Continuing the Core
John Vincenti ’90
“A beautiful escape” — those are the first words John Vincenti ’90 uses to describe Columbia College’s Mini-Core Classes. Vincenti should know: The general practice attorney is something of a super fan. In the decade since the alumni program was introduced, he’s taken upward of a dozen classes covering topics from Montaigne, Shakespeare and Chekhov, to dinosaurs, extinction and climate.
“You’re breaking away from your daily, repetitive grind of work,” he says. “Even if it requires thought — and a lot of thought — it’s different. It’s free thinking, just for the sake of thinking, for the sake of learning. That’s what makes it special.”
For the uninitiated, Mini-Cores embrace the spirit of the Core Curriculum, with Columbia College professors leading a series of three small-class dialogues on enduring topics. Vincenti signed up for his first in 2008 as an excuse to get together with a classmate. “This started as ‘Fun, I’ll do it,’” he says. “The curiosity was there. And then I realized, ‘This is even better than I anticipated. I should keep doing this.’”
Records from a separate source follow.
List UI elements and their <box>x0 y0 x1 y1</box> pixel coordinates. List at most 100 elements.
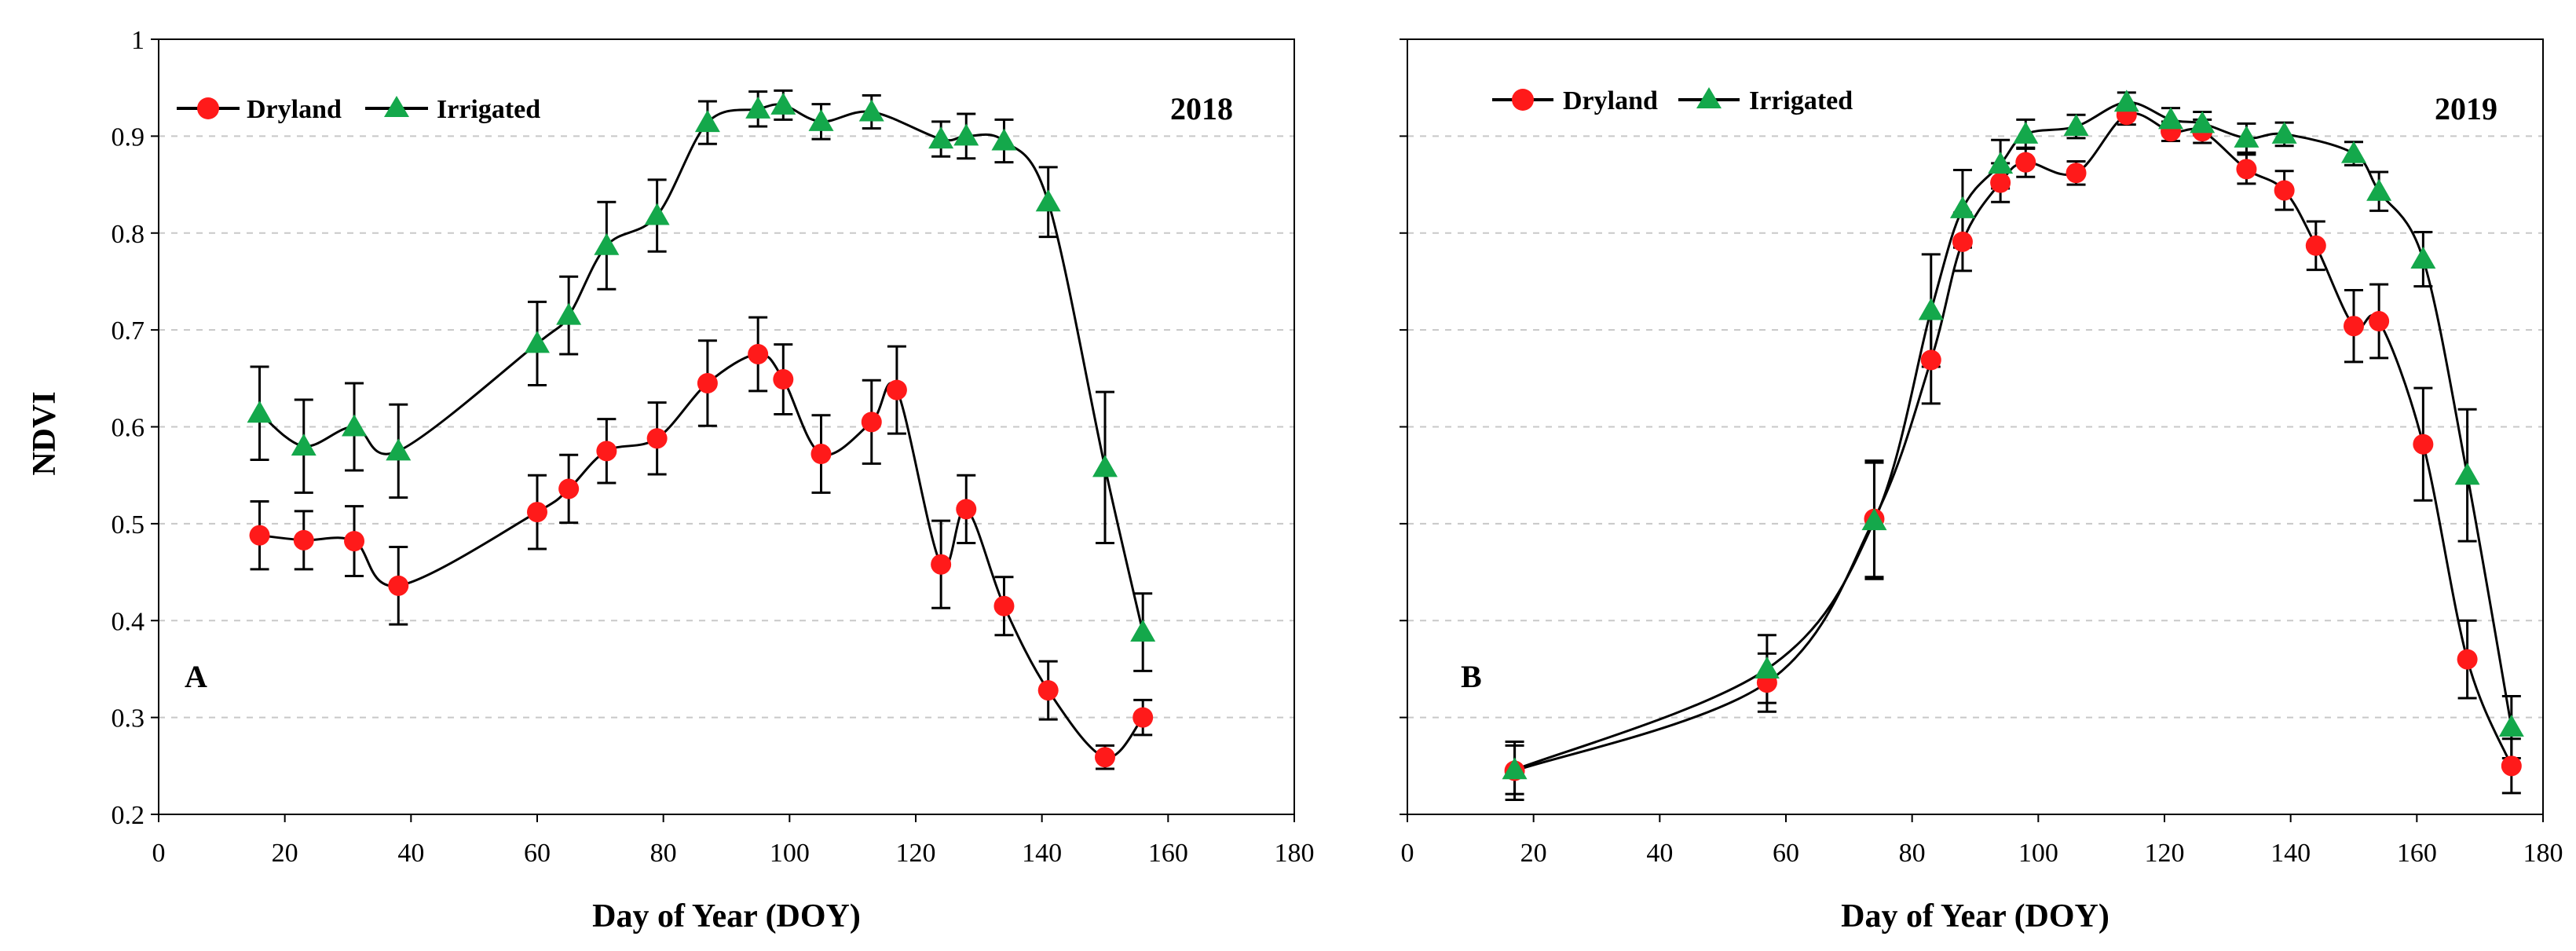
panel-b: 0 20 40 60 80 100 120 140 160 180 Day of Year (DO… <box>1400 38 2563 935</box>
x-tick-label-a: 100 <box>770 839 810 868</box>
point-irrigated-a <box>1092 455 1118 477</box>
x-tick-label-b: 120 <box>2145 839 2185 868</box>
series-a <box>247 89 1156 770</box>
legend-b: Dryland Irrigated <box>1492 86 1853 115</box>
grid-lines-a <box>159 135 1294 719</box>
y-axis-title: NDVI <box>27 391 63 475</box>
point-irrigated-a <box>525 331 550 353</box>
x-tick-label-b: 0 <box>1401 839 1414 868</box>
point-irrigated-a <box>342 414 368 437</box>
point-dryland-a <box>1132 707 1154 728</box>
legend-label-irrigated-b: Irrigated <box>1749 86 1853 115</box>
point-dryland-a <box>956 499 977 520</box>
x-tick-label-b: 140 <box>2270 839 2311 868</box>
y-tick-label-a: 0.6 <box>112 414 145 443</box>
point-irrigated-a <box>556 302 582 325</box>
point-irrigated-a <box>247 401 273 423</box>
y-tick-label-a: 0.3 <box>112 704 145 733</box>
x-tick-label-b: 20 <box>1520 839 1547 868</box>
x-axis-title-a: Day of Year (DOY) <box>592 898 861 935</box>
x-tick-label-a: 140 <box>1022 839 1062 868</box>
x-ticks-b: 0 20 40 60 80 100 120 140 160 180 <box>1401 814 2563 868</box>
legend-label-irrigated-a: Irrigated <box>437 95 540 124</box>
point-dryland-b <box>1952 231 1973 252</box>
year-label-b: 2019 <box>2435 91 2497 126</box>
point-dryland-b <box>2015 152 2036 173</box>
point-dryland-a <box>293 529 314 550</box>
x-tick-label-a: 40 <box>397 839 424 868</box>
point-irrigated-a <box>386 438 412 461</box>
x-tick-label-b: 60 <box>1773 839 1799 868</box>
series-line-irrigated-b <box>1514 101 2513 771</box>
point-irrigated-a <box>694 110 720 133</box>
point-dryland-a <box>886 379 907 401</box>
point-dryland-a <box>773 369 794 390</box>
point-irrigated-b <box>1988 152 2014 174</box>
y-tick-label-a: 0.5 <box>112 510 145 540</box>
point-dryland-b <box>2066 163 2087 184</box>
y-ticks-a: 0.2 0.3 0.4 0.5 0.6 0.7 0.8 0.9 1 <box>112 26 159 830</box>
y-tick-label-a: 0.4 <box>112 607 145 636</box>
point-dryland-b <box>2305 235 2326 256</box>
x-tick-label-b: 180 <box>2523 839 2563 868</box>
point-irrigated-b <box>1861 508 1887 531</box>
point-dryland-a <box>1037 680 1059 701</box>
y-tick-label-a: 0.9 <box>112 123 145 152</box>
x-tick-label-a: 0 <box>152 839 166 868</box>
x-tick-label-b: 100 <box>2018 839 2058 868</box>
legend-marker-dryland-b <box>1512 89 1534 111</box>
x-tick-label-b: 160 <box>2397 839 2437 868</box>
x-tick-label-a: 160 <box>1148 839 1188 868</box>
series-line-irrigated-a <box>258 103 1144 633</box>
y-tick-label-a: 0.2 <box>112 801 145 830</box>
point-dryland-b <box>1990 172 2011 193</box>
point-dryland-a <box>249 525 270 546</box>
legend-marker-irrigated-b <box>1696 87 1722 108</box>
point-dryland-b <box>2236 159 2257 180</box>
y-tick-label-a: 1 <box>131 26 145 55</box>
point-dryland-b <box>2344 316 2364 337</box>
point-dryland-a <box>527 502 547 523</box>
point-dryland-a <box>646 428 668 449</box>
point-irrigated-b <box>1918 298 1944 320</box>
series-line-dryland-b <box>1514 112 2513 772</box>
point-irrigated-a <box>594 232 620 255</box>
panel-a: 0.2 0.3 0.4 0.5 0.6 0.7 0.8 0.9 1 0 20 40 60 80 100 12… <box>112 26 1315 935</box>
point-dryland-a <box>344 531 365 552</box>
x-tick-label-a: 20 <box>272 839 298 868</box>
point-irrigated-a <box>644 203 670 225</box>
point-irrigated-a <box>291 433 317 456</box>
point-irrigated-b <box>2498 714 2524 737</box>
x-ticks-a: 0 20 40 60 80 100 120 140 160 180 <box>152 814 1315 868</box>
point-irrigated-b <box>2454 463 2480 485</box>
point-irrigated-a <box>858 99 884 122</box>
x-axis-title-b: Day of Year (DOY) <box>1841 898 2109 935</box>
point-irrigated-b <box>2190 111 2216 134</box>
series-b <box>1502 90 2524 801</box>
x-tick-label-a: 180 <box>1275 839 1315 868</box>
y-tick-label-a: 0.8 <box>112 220 145 249</box>
point-irrigated-a <box>928 126 954 149</box>
legend-label-dryland-b: Dryland <box>1563 86 1658 115</box>
panel-label-a: A <box>185 659 207 694</box>
y-tick-label-a: 0.7 <box>112 316 145 346</box>
point-irrigated-a <box>770 92 796 115</box>
point-irrigated-b <box>2410 247 2436 269</box>
point-irrigated-b <box>1502 757 1528 780</box>
legend-a: Dryland Irrigated <box>177 95 540 124</box>
point-irrigated-b <box>2013 121 2039 144</box>
point-irrigated-b <box>2234 125 2259 148</box>
point-irrigated-a <box>745 96 771 119</box>
legend-marker-dryland-a <box>197 97 219 119</box>
point-dryland-b <box>2413 433 2434 455</box>
point-irrigated-a <box>991 128 1017 151</box>
panel-label-b: B <box>1461 659 1482 694</box>
point-dryland-a <box>558 478 580 499</box>
point-dryland-b <box>2501 755 2522 777</box>
y-ticks-b <box>1400 38 1407 815</box>
point-irrigated-b <box>1949 196 1975 218</box>
point-irrigated-a <box>953 123 979 146</box>
x-tick-label-b: 80 <box>1899 839 1926 868</box>
x-tick-label-a: 120 <box>896 839 936 868</box>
While Mini-Cores don’t necessarily revisit the undergraduate syllabi, many of the same thinkers and writers recur. “You read Hobbes in college and he’s sort of the stodgy monarchist and everybody pooh-poohs him,” says Vincenti, who was a political science major. “I read Hobbes and his insights into human nature now and I say, ‘Well, this guy had a point!’
“One of the joys is comparing what you think now to the ideas you had when you were 18,” he adds. “I was so certain back then that what I was thinking had to be right. And when you put 30 or however many years on top of it, you really do read these works and get different views. It’s always evolving. Which is what makes these works worthwhile reading in the first place.”
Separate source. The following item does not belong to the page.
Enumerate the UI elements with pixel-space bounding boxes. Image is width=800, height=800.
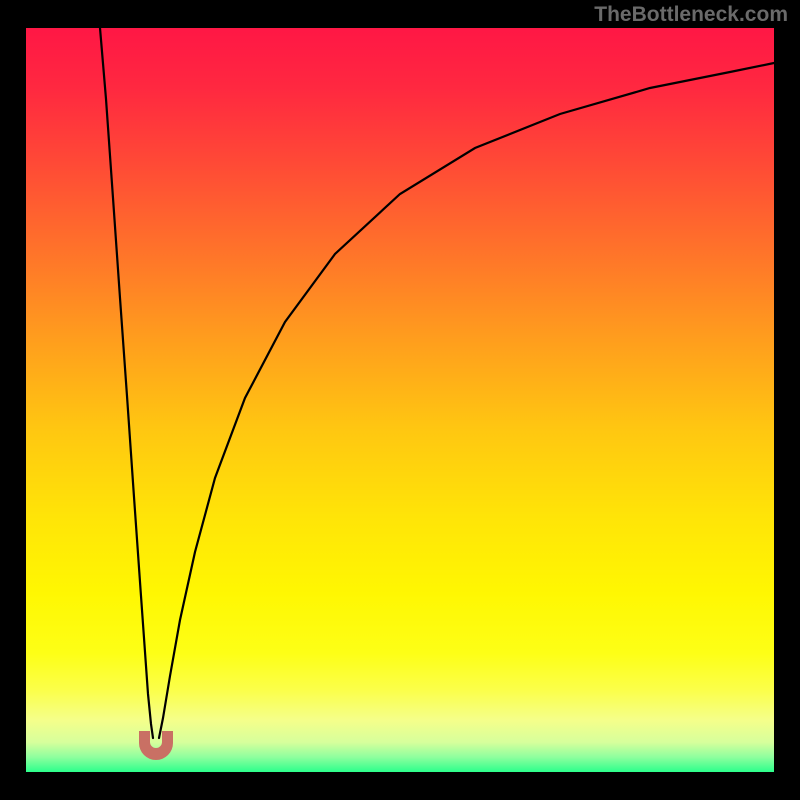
bottleneck-plot — [0, 0, 800, 800]
chart-container: TheBottleneck.com — [0, 0, 800, 800]
watermark-text: TheBottleneck.com — [594, 3, 788, 27]
gradient-fill — [26, 28, 774, 772]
The opportunity to reflect on his own perspective is only one reason Vincenti keeps taking classes. He also thrives on the discussion. “There’s a lot of talking past each other right now, politically — this is how it applies to real life,” he says. “These courses encourage me to get down off my pedestal or soapbox and listen to what the other person is saying. And everybody else does the same.” He smiles. “This is one of the things John Stuart Mill said: You allow everything in, because it’s not always about which one is right and which one is wrong. Sometimes it’s about, well, you might be right but maybe there’s some facet of it that alters because you’ve listened to the other person.”
Vincenti notes that the classes include alumni spanning decades of graduating classes, which makes for an eye-opening diversity of experiences and views, even as they share the foundation of the College experience. The Core is a “greenhouse effect kind of learning,” he says. “The learning takes place not just in the classroom, but also everywhere else the students are talking about it. They go back to their dorm and in the middle of the night they’re having a discussion about Plato’s allegory of the cave. They might be joking about it, they might be in a panic cramming for an exam — but they’re talking about it, which means they’re learning.
Jill Shomer
“And then you get out of college, and not only can you talk to other people from your class, you but you can also talk to somebody who graduated 20 years earlier than you, and 80 percent of what comes up you’ve both read and can discuss. That’s a huge advantage, because the learning just continues. The way the Core was taught — and maybe the ideas that are emphasized might change — but everybody is still familiar.” (“Everybody,” he says, includes his father, Vito Vincenti ’54, LAW’57 — “I have all his Contemporary Civilization books on my bookshelf; we talk at all hours!”)
Asked about what it means to have an ongoing learning opportunity, Vincenti quotes Galileo. “‘For who would set a limit to the mind of man, who would dare assert that we know all there is to be known?’
“I didn’t come prepared with that,” he quickly adds. “That was a quotation from my yearbook. And while I’ve changed a lot of opinions from the time I entered the College to now, one thing I’ve always felt is that you never stop learning. If you stop learning, you stop living, you stop enjoying things, you stop exploring. Your mind hardens. And, just like we exercise our bodies to keep in shape, we must keep thinking and pushing — we must exercise our minds.”